The Buller.—The Grey.—Reuben Waite—The Teremakau.—Return to Nelson.—Second Trip to the Grey.—Totara Rush.—Okatika.—Tara, or Sea Swallow.—Fish, Oh!

I had not been in Nelson many days when I was ordered to “Wakamarina,” a new diggings some forty miles distant. I did the journey on horseback, crossing the Maungatapu Mountain, the scene of the diabolical murders committed by Burgess and party in 1866 (particulars of which are given in another chapter).

On reaching Havelock I found all bustle and excitement. Diggers were flocking in hundreds from Otago and other parts of New Zealand. The diggings were twenty miles from the township, at a place called Deep Creek, but were not sufficiently extensive or remunerative to support a large population, which dwindled down to a mere handful on the discovery of the West Coast goldfields, in the latter part of 1864.
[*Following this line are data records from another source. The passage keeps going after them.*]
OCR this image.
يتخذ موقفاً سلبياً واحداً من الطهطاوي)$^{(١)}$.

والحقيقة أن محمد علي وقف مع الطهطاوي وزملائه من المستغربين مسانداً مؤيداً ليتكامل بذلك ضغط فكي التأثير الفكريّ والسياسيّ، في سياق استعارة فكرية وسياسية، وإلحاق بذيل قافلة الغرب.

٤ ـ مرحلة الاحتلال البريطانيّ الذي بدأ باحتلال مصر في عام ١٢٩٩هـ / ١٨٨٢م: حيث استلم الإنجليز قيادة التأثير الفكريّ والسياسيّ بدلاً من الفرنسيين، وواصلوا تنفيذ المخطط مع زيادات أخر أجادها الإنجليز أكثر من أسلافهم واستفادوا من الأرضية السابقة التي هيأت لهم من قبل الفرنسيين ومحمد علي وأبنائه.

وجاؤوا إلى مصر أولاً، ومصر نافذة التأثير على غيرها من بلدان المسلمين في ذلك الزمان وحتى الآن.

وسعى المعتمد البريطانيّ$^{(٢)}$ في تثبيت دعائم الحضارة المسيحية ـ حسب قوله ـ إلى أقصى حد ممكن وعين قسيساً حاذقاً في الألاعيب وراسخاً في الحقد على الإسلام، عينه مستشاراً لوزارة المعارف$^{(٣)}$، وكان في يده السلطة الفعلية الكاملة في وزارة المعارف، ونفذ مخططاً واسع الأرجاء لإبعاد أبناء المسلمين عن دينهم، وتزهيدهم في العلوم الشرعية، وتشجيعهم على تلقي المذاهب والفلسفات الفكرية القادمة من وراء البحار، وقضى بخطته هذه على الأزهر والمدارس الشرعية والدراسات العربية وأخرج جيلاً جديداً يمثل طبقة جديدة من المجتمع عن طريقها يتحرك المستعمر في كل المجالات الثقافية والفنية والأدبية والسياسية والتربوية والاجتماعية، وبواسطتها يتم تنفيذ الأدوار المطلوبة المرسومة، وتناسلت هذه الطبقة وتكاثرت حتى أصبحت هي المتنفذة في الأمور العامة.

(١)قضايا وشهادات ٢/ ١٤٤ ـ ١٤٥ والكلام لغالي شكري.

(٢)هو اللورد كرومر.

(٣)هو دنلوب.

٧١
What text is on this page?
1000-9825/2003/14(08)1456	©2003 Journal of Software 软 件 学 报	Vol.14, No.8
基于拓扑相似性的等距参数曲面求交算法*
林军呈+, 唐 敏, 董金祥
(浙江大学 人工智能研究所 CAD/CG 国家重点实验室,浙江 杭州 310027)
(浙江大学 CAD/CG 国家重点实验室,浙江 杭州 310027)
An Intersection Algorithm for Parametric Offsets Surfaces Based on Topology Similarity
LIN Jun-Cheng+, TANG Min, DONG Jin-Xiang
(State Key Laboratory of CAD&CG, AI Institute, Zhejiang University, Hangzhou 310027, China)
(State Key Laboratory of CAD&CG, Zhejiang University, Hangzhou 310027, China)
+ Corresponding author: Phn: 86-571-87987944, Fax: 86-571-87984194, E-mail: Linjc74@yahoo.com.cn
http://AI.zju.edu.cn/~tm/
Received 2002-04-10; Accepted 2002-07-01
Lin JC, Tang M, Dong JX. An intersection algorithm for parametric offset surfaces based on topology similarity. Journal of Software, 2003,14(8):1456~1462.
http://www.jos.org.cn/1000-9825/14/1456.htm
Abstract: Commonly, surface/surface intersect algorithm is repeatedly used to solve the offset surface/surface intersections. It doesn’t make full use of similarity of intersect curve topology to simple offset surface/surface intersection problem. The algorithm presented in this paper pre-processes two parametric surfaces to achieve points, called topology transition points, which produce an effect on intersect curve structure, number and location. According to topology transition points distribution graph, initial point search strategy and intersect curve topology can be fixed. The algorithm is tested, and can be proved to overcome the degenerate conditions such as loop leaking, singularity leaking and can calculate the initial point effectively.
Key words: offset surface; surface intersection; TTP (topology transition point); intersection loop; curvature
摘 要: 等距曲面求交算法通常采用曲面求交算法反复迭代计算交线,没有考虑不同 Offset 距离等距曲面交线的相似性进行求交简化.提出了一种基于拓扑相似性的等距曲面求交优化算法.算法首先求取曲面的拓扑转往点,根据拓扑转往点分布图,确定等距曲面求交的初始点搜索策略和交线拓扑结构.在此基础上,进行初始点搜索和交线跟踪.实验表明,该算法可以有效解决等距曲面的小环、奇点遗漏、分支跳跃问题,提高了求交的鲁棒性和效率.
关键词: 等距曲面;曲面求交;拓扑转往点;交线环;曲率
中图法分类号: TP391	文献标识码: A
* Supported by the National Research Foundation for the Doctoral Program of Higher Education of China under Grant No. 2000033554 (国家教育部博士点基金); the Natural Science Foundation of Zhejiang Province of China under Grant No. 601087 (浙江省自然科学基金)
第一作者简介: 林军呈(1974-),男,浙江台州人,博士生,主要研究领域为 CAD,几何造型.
21st October, 1864.—Gold having been discovered in payable quantities on the west coast of the middle island[1] I was ordered to take a run down by the steamer Nelson, leaving on the above date, to have a look at the place and report upon it. Arrived at the “Buller” on the afternoon of Sunday, the 23rd. A miserable looking place it was; only two buildings, both stores or shanties, kept respectively by Messrs. Martin and Hodges. Found a good many Maories camped about; was amused at seeing a Maori lady wash her baby, a little thing a few months old, which she took down to the river, and dipped several times; the child took it kindly, and although the water was very cold it cried but little; she slung it


  1. Extract from an address delivered 8th October, 1862, being the anniversary of Captain Cook’s first landing in New Zealand, by Julius Haast, President of the Philosophical Institute of Canterbury, New Zealand:—“Hitherto great confusion has prevailed relative to the island, which is called both the Middle and South Island. The appellation Middle Island is a mistake, as the size of Stewart’s Island precludes it from being ranged with the two others. The most eminent geographers of Great Britain and of the continent of Europe—such men as Arrowsmith, Keith Johnston, Petermann, Hochstetter, &c.—call it always the South Island, while in New Zealand, even in official documents, it is called sometimes by the one and sometimes by the other name. In order to avoid further misunderstanding, would it not be appropriate to give this island the name of Cookland? for, so far as I am aware, no country visited by that illustrious navigator has been so designated.”